I received an email from a friend today asking me if it was true about me and Colin Firth. Now in common with most of the female population of the United Kingdom, I fancy Colin Firth rotten. Who can forget him smouldering in 'Pride and Prejudice' and the scene with the wet shirt? However I can say now that Colin is a happily married man who has shown no interest in me. Indeed we haven't even met!
It turned out that a friend had overheard another friend talking about an incident where I met Colin Firth in the street, failed to recognise him as the famous actor and thought I knew him. Now this kind of did happen to me once but it was about 20 years ago and the man in question was Rupert Everett. I was walking along the King's Road in London and saw this tall, handsome and oddly familiar man coming towards me. So I smiled and said 'hello' and he smiled back and said 'hello' to me. It was only after he'd passed me that I realised that he wasn't someone I knew but Rupert Everett, the film star!
The whole incident, or rather non-incident, made me ponder the nature of rumours. How easy is it for a chance remark to become the truth and then to be embroidered and altered until it is nothing at all like the original story? In the case of the story about me and Colin Firth, it's funny and doesn't matter, but imagine if it was something that involved my reputation, my safety or even, God forbid, my freedom. We all know that stories become the 'truth' if enough people say or believe it's true. How many people are we misjudging because we based our understanding of them on rumours and hearsay? How many situations are completely misunderstood?

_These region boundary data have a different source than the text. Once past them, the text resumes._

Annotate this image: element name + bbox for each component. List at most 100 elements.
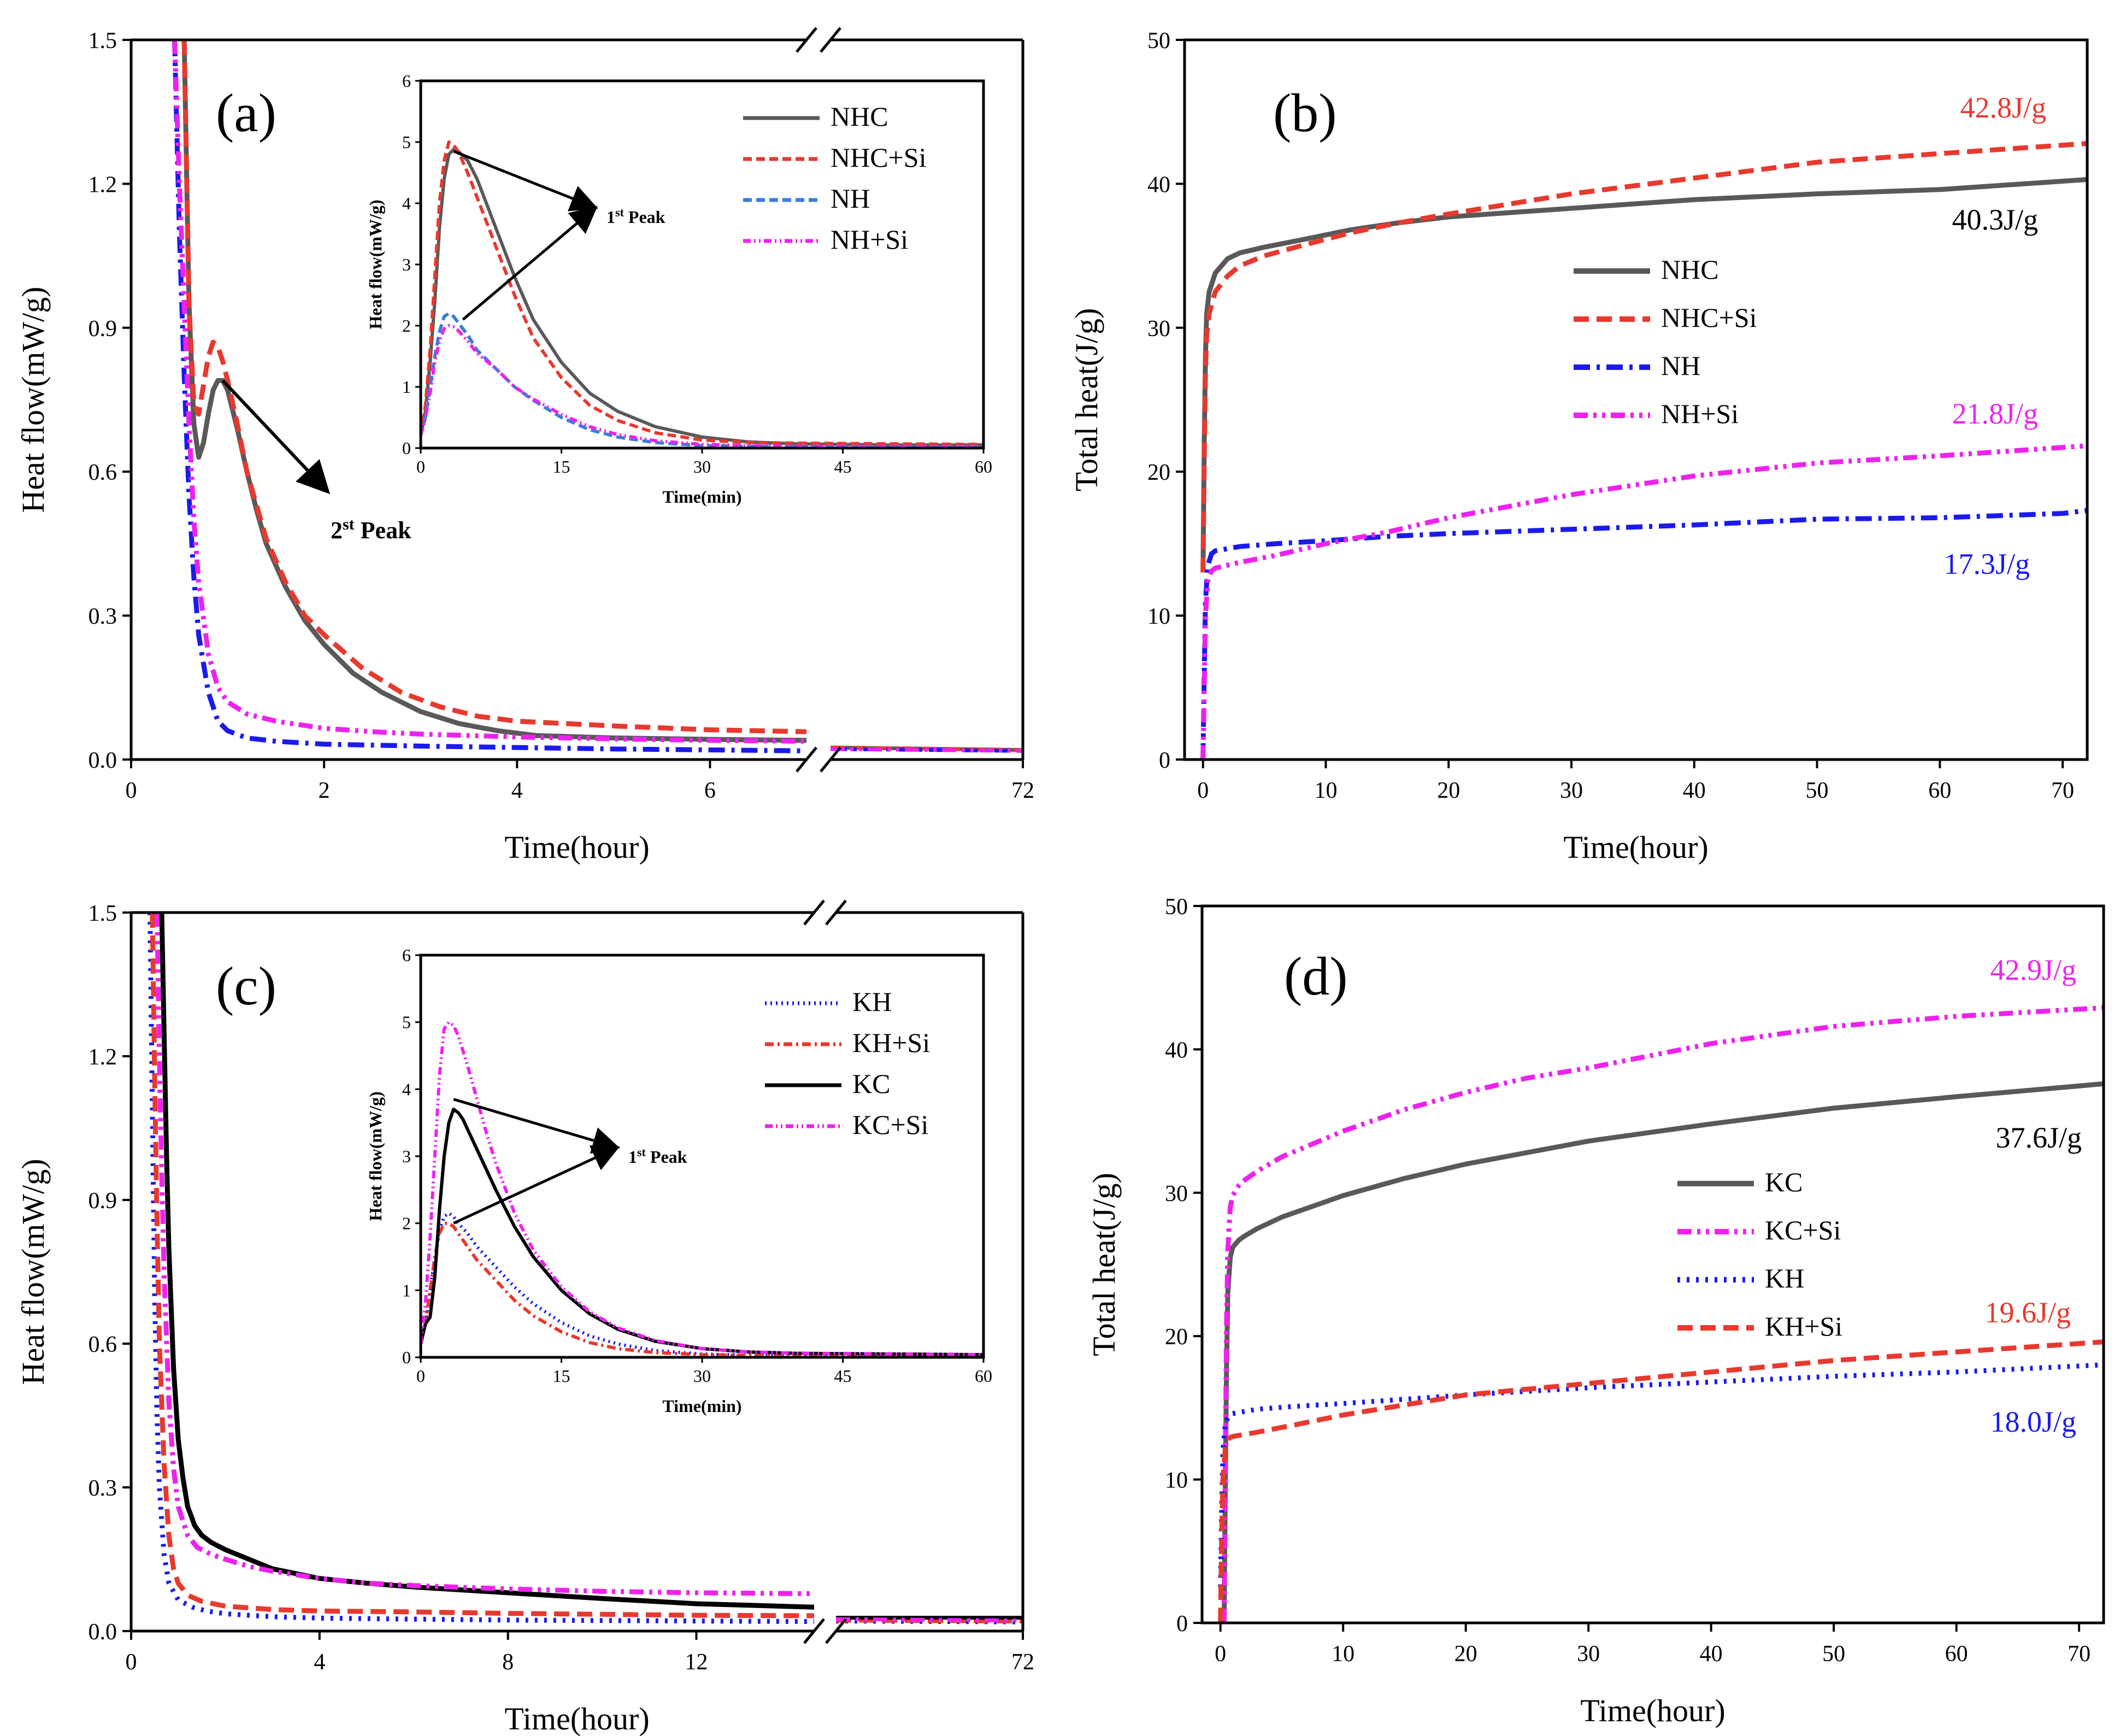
y-tick-label: 20 bbox=[1147, 460, 1170, 485]
y-tick-label: 1.2 bbox=[89, 172, 117, 197]
legend-label: KH bbox=[852, 986, 892, 1017]
x-axis-title: Time(hour) bbox=[1580, 1693, 1725, 1728]
end-value-label: 37.6J/g bbox=[1995, 1121, 2082, 1154]
series-group bbox=[1200, 141, 2087, 760]
break-mark bbox=[803, 1618, 825, 1644]
y-tick-label: 10 bbox=[1147, 604, 1170, 629]
series-group bbox=[172, 40, 806, 754]
x-tick-label: 40 bbox=[1683, 778, 1706, 803]
inset-background bbox=[421, 81, 984, 448]
inset-x-tick-label: 15 bbox=[553, 1366, 570, 1386]
x-tick-label: 50 bbox=[1806, 778, 1829, 803]
end-value-label: 18.0J/g bbox=[1990, 1405, 2076, 1438]
series-line-kc bbox=[159, 913, 814, 1610]
break-mark bbox=[820, 27, 841, 53]
legend-label: KC+Si bbox=[1765, 1215, 1841, 1245]
inset-y-axis-title: Heat flow(mW/g) bbox=[366, 1091, 385, 1221]
break-mark bbox=[825, 899, 847, 926]
inset-y-tick-label: 1 bbox=[402, 1280, 411, 1300]
x-tick-label: 30 bbox=[1560, 778, 1583, 803]
series-line-nhc-plus-si bbox=[181, 40, 806, 734]
x-tick-label: 20 bbox=[1454, 1641, 1477, 1667]
series-group bbox=[148, 913, 814, 1624]
inset-y-tick-label: 0 bbox=[402, 1347, 411, 1367]
y-axis-title: Total heat(J/g) bbox=[1086, 1173, 1122, 1356]
series-line-nhc bbox=[181, 40, 806, 743]
panel-c: 0 4 8 12 720.00.30.60.91.21.5Time(hour)Heat … bbox=[15, 899, 1034, 1736]
axes-frame bbox=[129, 899, 1024, 1644]
y-axis-title: Heat flow(mW/g) bbox=[15, 1159, 51, 1385]
inset-x-tick-label: 30 bbox=[693, 457, 711, 476]
y-tick-label: 20 bbox=[1165, 1325, 1188, 1350]
end-value-label: 42.8J/g bbox=[1960, 91, 2046, 124]
inset-y-axis-title: Heat flow(mW/g) bbox=[366, 199, 385, 329]
break-mark bbox=[796, 746, 817, 773]
y-tick-label: 50 bbox=[1165, 895, 1188, 920]
x-tick-label: 20 bbox=[1437, 778, 1460, 803]
y-tick-label: 30 bbox=[1147, 316, 1170, 342]
axes-frame bbox=[1200, 904, 2105, 1625]
x-axis-title: Time(hour) bbox=[504, 829, 649, 865]
x-tick-label: 60 bbox=[1945, 1641, 1968, 1667]
peak-arrow bbox=[462, 205, 598, 321]
inset-y-tick-label: 4 bbox=[402, 193, 411, 213]
inset-series-line-kc-plus-si bbox=[421, 1020, 984, 1357]
peak-arrow bbox=[453, 150, 598, 211]
inset-series-line-nh bbox=[421, 311, 984, 448]
series-group bbox=[1218, 1005, 2104, 1623]
ticks: 0 2 4 6 72 0.0 0.3 0.6 0.9 1.2 1.5 bbox=[89, 28, 1035, 803]
legend-b: NHC NHC+Si NH NH+Si bbox=[1574, 254, 1757, 429]
legend-label: KC bbox=[1765, 1167, 1803, 1197]
y-tick-label: 50 bbox=[1147, 28, 1170, 54]
x-tick-label: 60 bbox=[1928, 778, 1951, 803]
inset-x-tick-label: 45 bbox=[834, 457, 852, 476]
inset-y-tick-label: 5 bbox=[402, 1013, 411, 1032]
series-line-kc-plus-si bbox=[1221, 1005, 2104, 1623]
axes-frame bbox=[129, 27, 1024, 773]
x-tick-label: 72 bbox=[1011, 778, 1034, 803]
legend-label: NHC bbox=[831, 101, 888, 132]
inset-peak-annotation: 1st Peak bbox=[628, 1145, 687, 1167]
y-tick-label: 0 bbox=[1176, 1611, 1188, 1637]
inset-series-line-nh-plus-si bbox=[421, 324, 984, 448]
x-tick-label: 0 bbox=[126, 778, 137, 803]
inset-series-line-kh bbox=[421, 1211, 984, 1357]
panel-label: (c) bbox=[216, 956, 276, 1016]
frame-box bbox=[1183, 38, 2089, 761]
end-labels-d: 37.6J/g 42.9J/g 18.0J/g 19.6J/g bbox=[1984, 954, 2082, 1438]
x-tick-label: 10 bbox=[1332, 1641, 1355, 1667]
inset-series-group bbox=[421, 140, 984, 448]
inset-y-tick-label: 3 bbox=[402, 255, 411, 274]
inset-x-tick-label: 15 bbox=[553, 457, 570, 476]
x-tick-label: 4 bbox=[511, 778, 523, 803]
x-tick-label: 70 bbox=[2068, 1641, 2090, 1667]
series-line-nh bbox=[172, 40, 806, 754]
inset-peak-annotation: 1st Peak bbox=[606, 205, 666, 227]
inset-x-tick-label: 60 bbox=[975, 457, 992, 476]
inset-x-tick-label: 30 bbox=[693, 1366, 711, 1386]
inset-y-tick-label: 5 bbox=[402, 132, 411, 152]
y-tick-label: 1.2 bbox=[89, 1045, 117, 1070]
legend-label: NHC+Si bbox=[1661, 302, 1757, 333]
inset-y-tick-label: 2 bbox=[402, 1214, 411, 1233]
series-line-kh bbox=[148, 913, 814, 1624]
break-mark bbox=[803, 899, 825, 926]
break-mark bbox=[796, 27, 817, 53]
x-tick-label: 72 bbox=[1011, 1650, 1034, 1675]
inset-x-tick-label: 0 bbox=[416, 457, 425, 476]
legend-label: KH bbox=[1765, 1263, 1804, 1293]
end-value-label: 19.6J/g bbox=[1984, 1296, 2071, 1329]
ticks: 0 10 20 30 40 50 60 70 0 10 20 30 40 50 bbox=[1165, 895, 2090, 1667]
y-tick-label: 0 bbox=[1159, 748, 1170, 773]
legend-label: NH+Si bbox=[1661, 398, 1739, 429]
inset-y-tick-label: 2 bbox=[402, 316, 411, 336]
y-tick-label: 0.0 bbox=[89, 1620, 117, 1645]
inset-x-tick-label: 45 bbox=[834, 1366, 852, 1386]
legend-a: NHC NHC+Si NH NH+Si bbox=[743, 101, 926, 255]
series-line-nh bbox=[1200, 508, 2087, 760]
panel-label: (a) bbox=[216, 83, 276, 143]
inset-y-tick-label: 0 bbox=[402, 438, 411, 458]
x-tick-label: 12 bbox=[685, 1650, 708, 1675]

The more I think about it, the more I see that 'truth' really is a construct, like meaning itself simply a product of what it's not but not inherently meaningful.
Of course you can't live your whole life suspecting people and questioning the truth of what they are saying but I think it doesn't do any harm to be circumspect and to realise that one person's truth is not necessarily another's.
Now I wonder when Colin is going to ring me about our hot date.